Given all that, it’s vital that you brush your dog’s teeth on a regular basis—starting from when they’re young. It might be challenging at the beginning but it’s definitely worth it in the long run.

If anything, it’s one of the best things that you can do for their overall health.

4. Changes in Behavior

Don’t expect your senior dog to behave like a puppy. After all, their energy levels will be lower. Given that, it’s not surprising to know that they sleep a lot during the day.

Not only that, but their behavior can change in other ways too. For example, they might be more cautious on walks and less enthusiastic about people. Generally speaking, however, you don’t have to worry about it too much.

With that said, you do want to be wary of cognitive dysfunction. If you notice any strange behaviors, such as slow response times or staring into space, it might be best to contact your vet.

5. Joint Stiffness and Pain

As with humans, a dog’s joints will degrade with age. Keep in mind, though, that you might not notice anything at the beginning as they have a tendency of hiding aches and pains.

Over time, as the condition worsens, however, you might start to notice certain symptoms. For instance, they might not be as mobile—especially in the morning. It’s also a good idea to watch for signs of arthritis.

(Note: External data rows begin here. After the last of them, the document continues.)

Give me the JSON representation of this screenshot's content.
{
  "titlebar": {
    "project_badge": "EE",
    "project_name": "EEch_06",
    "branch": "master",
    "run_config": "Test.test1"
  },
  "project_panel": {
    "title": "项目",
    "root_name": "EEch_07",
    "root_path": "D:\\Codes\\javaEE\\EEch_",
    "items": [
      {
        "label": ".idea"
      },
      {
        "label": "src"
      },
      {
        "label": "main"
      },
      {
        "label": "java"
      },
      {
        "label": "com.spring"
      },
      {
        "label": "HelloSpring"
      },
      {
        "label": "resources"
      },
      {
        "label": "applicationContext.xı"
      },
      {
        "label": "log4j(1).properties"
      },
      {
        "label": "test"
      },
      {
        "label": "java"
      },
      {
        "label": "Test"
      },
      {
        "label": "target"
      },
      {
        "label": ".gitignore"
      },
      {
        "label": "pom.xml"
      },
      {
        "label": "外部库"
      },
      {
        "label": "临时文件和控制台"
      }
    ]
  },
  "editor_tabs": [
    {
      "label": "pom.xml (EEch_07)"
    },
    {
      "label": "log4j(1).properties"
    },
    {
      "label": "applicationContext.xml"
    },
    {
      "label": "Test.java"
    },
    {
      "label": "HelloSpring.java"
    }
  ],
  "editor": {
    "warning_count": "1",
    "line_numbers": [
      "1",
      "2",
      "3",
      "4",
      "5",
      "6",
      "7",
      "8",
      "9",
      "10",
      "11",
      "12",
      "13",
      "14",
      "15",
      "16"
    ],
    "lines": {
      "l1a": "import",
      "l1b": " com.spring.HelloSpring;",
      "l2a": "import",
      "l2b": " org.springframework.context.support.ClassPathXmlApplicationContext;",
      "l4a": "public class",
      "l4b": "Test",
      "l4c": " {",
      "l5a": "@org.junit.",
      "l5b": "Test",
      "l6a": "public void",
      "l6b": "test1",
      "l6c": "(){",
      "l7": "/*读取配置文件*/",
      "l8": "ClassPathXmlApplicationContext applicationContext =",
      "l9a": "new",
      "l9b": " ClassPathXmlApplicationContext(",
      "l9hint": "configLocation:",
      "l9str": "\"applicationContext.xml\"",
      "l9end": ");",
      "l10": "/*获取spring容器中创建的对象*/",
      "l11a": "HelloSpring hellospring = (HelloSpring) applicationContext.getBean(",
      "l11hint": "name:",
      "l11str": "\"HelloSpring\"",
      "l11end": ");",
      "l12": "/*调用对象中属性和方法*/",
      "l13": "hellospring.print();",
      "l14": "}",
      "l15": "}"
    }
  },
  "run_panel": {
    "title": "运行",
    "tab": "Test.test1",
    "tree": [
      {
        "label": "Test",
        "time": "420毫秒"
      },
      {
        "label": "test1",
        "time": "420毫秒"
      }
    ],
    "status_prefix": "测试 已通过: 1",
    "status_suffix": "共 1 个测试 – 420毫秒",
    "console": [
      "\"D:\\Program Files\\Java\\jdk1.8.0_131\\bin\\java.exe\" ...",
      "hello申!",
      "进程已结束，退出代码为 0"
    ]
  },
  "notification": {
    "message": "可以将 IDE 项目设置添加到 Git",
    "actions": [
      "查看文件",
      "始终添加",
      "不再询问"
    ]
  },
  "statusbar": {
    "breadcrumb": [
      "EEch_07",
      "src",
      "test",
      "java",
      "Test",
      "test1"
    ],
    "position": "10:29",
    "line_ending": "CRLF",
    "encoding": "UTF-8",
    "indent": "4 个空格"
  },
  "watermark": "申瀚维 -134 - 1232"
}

Given all that, it’s best to avoid long walks if you have a geriatric dog. Consider getting them an orthopedic bed as that will help to reduce joint soreness and stiffness. There’s also the option of giving them supplements.

6. Weight Gain

As your dog gets older, their metabolism will slow down. Couple that with the fact that they have lower activity levels and there’s a high chance that they’ll gain weight.

As you can imagine, that will put greater stress on their bodies. Don’t worry, though, there are a few things that you can do that will help.

For instance, you might want to switch to a brand of senior dog food. Generally speaking, they have fewer calories, which will make it easier for you to manage their weight.

If their weight gain is accompanied by other symptoms, however, you might want to visit the vet as there might be an underlying condition.

Taking Care of Your Aging Dog

And there we have it—six signs that your dog is getting old. As you can see, there are various things that you want to watch out for, some more obvious than others.

When in doubt, contact your vet—they’re the ones that will be able to help your furry friend. You should also think about investing in an insurance plan as your pets get older; as the savings will start to add up quickly.

Did you find this post helpful? If so, feel free to share it with other dog owners!